Wolfgang van den BerghVon Wolfgang van den Bergh Veröffentlicht:

Ein Rückgang, der gleichzeitig mit einer Steigerung korreliert. Das weisen die aktuellen Zahlen zur Häufigkeit von Krebserkrankungen aus, die das Robert Koch-Institut (RKI) veröffentlicht hat. Danach wurden im Jahr 2016 etwa 492.000 Krebserkrankungen diagnostiziert. Für 2020 werden allerdings 510.000 Erkrankungsfälle prognostiziert.

RKI-Präsident Professor Lothar H. Wieler führt das auf die Alterung der Gesellschaft zurück.

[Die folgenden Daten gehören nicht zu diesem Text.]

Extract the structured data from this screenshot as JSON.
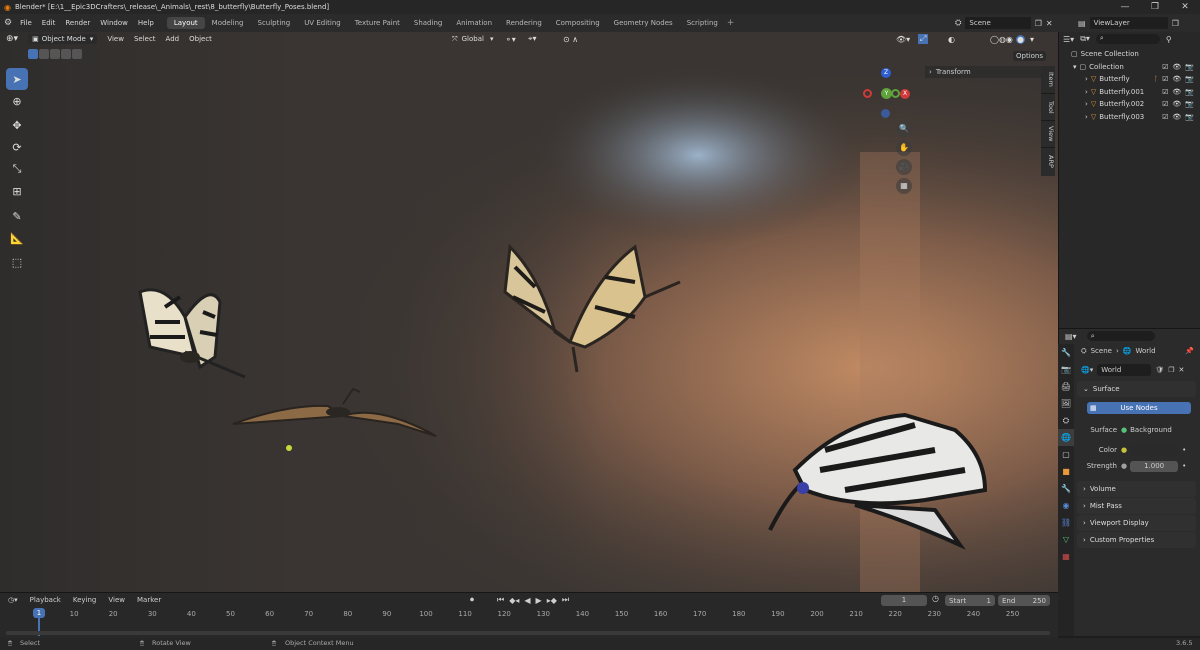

Zugleich verzeichnet er einen Rückgang in einzelnen Krebsentitäten – offenbar erste Hinweise darauf, dass Früherkennungsprogramme oder Präventionspotenziale zu wirken beginnen, wie etwa die Impfung gegen Humane Papillomviren. Unterschiedliche Überlebensraten fünf Jahre nach Diagnose unterstreichen einmal mehr die Bedeutung, die Forschungsanstrengungen zu unterstützen.

Die aktuelle vfa-Bilanz: Von den im Jahr 2019 zugelassenen 25 neuen Medikamenten sind zehn gegen Krebserkrankungen. Zudem ist mit der Zulassung eines Medikaments zur Behandlung verschiedener Tumoren, die eine bestimmte Genmutation (NTRK-Genfusion) aufweisen, ein weiteres spannendes Forschungskapitel aufgeschlagen worden.